Should or Shouldn’t using targert CPM for floor price management

Should or Shouldn’t using targert CPM for floor price management

The opportunity that many publishers are missing to help optimize your revenue

Google introduced the Target CPM feature to dynamically expand the possibilities for managing floor prices. The assumption of Target CPM is a better and more lucrative adjustment of floor price rates to bids, combined with inventory value protection by ensuring that the CPM does not fall below the Publisher’s specified value.

1. Why target CPM (tCPM)?

Whereas in the standard auction model, the Buyer cannot win the auction by bidding below the “hard floor,” after activating Target CPM, Google can both increase and decrease the price rate for selected auctions in order to achieve the desired level of CPM while allowing some impressions to be sold cheaper, thereby increasing fill rate and revenue.

2. CPM Influencing Factors

CPM value can be influenced by a number of factors.
Geography: The average CPM will be influenced by the level of development of the online industry in a given country, as well as the purchasing power of the country’s residents. CPMs in the United States, Europe, Australia, and Japan will be higher on average than in Egypt or Brazil.

Data usage: Targeted ads that use available data to build a user profile command higher CPM prices than simply purchasing ad space without segmenting the target audience.
Device: Ads served on mobile devices have a lower CPM than ads served on desktops due to screen size limitations, a lower CTR, and a lower conversion rate.

Website topic and quality: Because they have a more segmented and homogeneous audience than a generic news site, niche publishers can charge a higher CPM.
Ad size: Larger ad formats have a higher CPM on average because they are more visible and likely to entice user action. However, the most common ad sizes, while not the largest, generate higher CPMs.
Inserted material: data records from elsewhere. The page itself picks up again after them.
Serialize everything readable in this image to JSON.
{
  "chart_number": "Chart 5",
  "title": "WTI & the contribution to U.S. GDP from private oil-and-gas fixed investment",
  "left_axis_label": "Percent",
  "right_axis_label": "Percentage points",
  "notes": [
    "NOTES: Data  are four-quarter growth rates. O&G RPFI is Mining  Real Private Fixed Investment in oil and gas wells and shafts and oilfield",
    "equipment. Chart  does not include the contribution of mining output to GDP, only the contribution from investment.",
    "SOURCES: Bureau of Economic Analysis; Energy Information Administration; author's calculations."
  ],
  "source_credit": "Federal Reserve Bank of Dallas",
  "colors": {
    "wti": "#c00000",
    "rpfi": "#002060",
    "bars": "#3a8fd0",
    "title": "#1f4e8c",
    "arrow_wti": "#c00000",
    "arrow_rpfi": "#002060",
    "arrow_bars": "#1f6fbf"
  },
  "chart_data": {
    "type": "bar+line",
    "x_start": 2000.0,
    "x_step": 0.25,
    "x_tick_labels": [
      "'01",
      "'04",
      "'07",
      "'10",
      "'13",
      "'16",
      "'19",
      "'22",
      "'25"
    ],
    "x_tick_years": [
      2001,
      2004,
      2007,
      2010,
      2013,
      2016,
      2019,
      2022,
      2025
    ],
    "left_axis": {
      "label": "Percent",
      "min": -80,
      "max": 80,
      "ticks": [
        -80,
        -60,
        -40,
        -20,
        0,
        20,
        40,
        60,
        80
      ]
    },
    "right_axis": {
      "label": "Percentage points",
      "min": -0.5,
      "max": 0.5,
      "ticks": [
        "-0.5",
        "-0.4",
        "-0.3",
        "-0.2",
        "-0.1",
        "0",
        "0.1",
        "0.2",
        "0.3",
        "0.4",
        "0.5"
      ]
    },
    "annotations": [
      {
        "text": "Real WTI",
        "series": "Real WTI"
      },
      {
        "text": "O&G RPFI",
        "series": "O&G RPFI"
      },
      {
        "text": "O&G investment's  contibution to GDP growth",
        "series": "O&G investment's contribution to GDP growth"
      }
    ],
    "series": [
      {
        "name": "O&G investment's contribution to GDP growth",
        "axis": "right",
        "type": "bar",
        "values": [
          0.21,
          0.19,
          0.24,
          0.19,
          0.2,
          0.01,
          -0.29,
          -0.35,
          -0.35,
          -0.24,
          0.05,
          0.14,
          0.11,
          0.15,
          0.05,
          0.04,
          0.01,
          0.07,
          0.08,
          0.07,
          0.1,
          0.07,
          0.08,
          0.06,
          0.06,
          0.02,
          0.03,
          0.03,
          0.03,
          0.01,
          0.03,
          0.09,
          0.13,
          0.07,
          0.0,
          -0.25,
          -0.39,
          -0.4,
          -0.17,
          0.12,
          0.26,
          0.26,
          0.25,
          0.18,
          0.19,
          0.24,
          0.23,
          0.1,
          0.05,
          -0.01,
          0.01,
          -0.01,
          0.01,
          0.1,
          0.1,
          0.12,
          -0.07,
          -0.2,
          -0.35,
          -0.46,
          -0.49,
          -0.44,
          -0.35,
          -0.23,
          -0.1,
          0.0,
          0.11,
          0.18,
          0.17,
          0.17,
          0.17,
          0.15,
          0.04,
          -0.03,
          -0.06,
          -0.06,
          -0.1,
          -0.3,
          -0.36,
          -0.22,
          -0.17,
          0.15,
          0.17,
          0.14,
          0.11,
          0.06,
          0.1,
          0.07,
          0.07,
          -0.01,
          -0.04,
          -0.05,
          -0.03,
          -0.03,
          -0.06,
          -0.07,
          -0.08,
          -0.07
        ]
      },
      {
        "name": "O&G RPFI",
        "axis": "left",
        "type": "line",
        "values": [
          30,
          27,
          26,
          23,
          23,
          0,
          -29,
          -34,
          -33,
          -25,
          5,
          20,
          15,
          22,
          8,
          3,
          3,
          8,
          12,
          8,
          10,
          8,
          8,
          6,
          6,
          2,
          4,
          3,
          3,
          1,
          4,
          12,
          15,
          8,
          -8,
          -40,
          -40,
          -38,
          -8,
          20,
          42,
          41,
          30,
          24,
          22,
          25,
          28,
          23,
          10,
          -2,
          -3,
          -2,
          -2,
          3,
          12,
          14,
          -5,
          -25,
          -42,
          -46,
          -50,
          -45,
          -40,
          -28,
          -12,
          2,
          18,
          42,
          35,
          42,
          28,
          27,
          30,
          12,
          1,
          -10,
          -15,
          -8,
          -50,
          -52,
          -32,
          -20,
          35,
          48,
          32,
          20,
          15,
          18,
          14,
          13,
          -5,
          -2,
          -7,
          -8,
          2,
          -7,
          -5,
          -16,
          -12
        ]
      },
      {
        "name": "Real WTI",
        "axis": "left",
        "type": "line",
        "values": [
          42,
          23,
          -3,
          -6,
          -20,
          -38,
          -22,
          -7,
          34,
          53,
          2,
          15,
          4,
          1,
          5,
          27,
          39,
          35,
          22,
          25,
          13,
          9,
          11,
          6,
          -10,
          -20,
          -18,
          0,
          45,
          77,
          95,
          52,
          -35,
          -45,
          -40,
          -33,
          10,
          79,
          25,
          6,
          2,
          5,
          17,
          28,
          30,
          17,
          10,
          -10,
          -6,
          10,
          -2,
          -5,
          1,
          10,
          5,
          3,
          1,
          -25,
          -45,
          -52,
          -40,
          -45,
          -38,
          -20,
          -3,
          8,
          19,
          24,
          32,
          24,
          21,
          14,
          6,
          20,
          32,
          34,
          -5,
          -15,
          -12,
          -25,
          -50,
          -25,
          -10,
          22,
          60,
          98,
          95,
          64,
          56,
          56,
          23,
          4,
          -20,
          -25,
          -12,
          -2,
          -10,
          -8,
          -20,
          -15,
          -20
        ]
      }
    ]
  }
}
Ad viewability: Viewability varies by ad format, but for display ads, Google, IAB, and MRC define viewability as having at least 50% of the ad on screen for at least 1 second. A publisher’s CPM rates will plummet if their viewability score is low.
Past performance: Advertisers place a high value on traffic quality and are willing to pay higher CPMs for placement in sites that drive conversions and a higher ROI (return on investment).
The number of ad units on the page: A higher number of ad units on the page lowers the CPM rates. Lower bids for those ad units will result from increased supply.

Seasonality: Different industries’ traffic has some seasonality, which causes changes in CPM rates. Summer can see a drop in spending, especially in Europe, as many people take time off work for vacation.

3. How soon after activation does Target CPM have an effect on performance?

While influenced by a variety of factors, retargeting CPM may be appropriate for you. So the question here is if you try it, how long does it take for you to see the differences on the number.
The effect is immediately visible after activation. Dynamic pricing begins immediately, but it is not stated whether or not there is a calibration and adjustment period. What we do know is that the goal of achieving Target CPM is achieved during the billing period, so the algorithm’s performance should be evaluated after that period has passed.

To obtain reliable data when experimenting, a good benchmark is to test the feature on 50% of traffic for at least two weeks.

4. Conclusion

Target CPM does not address the issues of “what should be my floor?” and “when should I update my floors?” Publishers must still manually analyze their bid flow and CPMs, determine an optimal floor for a specific time period, and update all Pricing Rules every day.

The publisher’s AdX revenue did not increase simply because of the target CPM. We assume that Target CPM adjusts floors to keep your eCPM at the same level, rather than to generate additional revenue, as the name implies.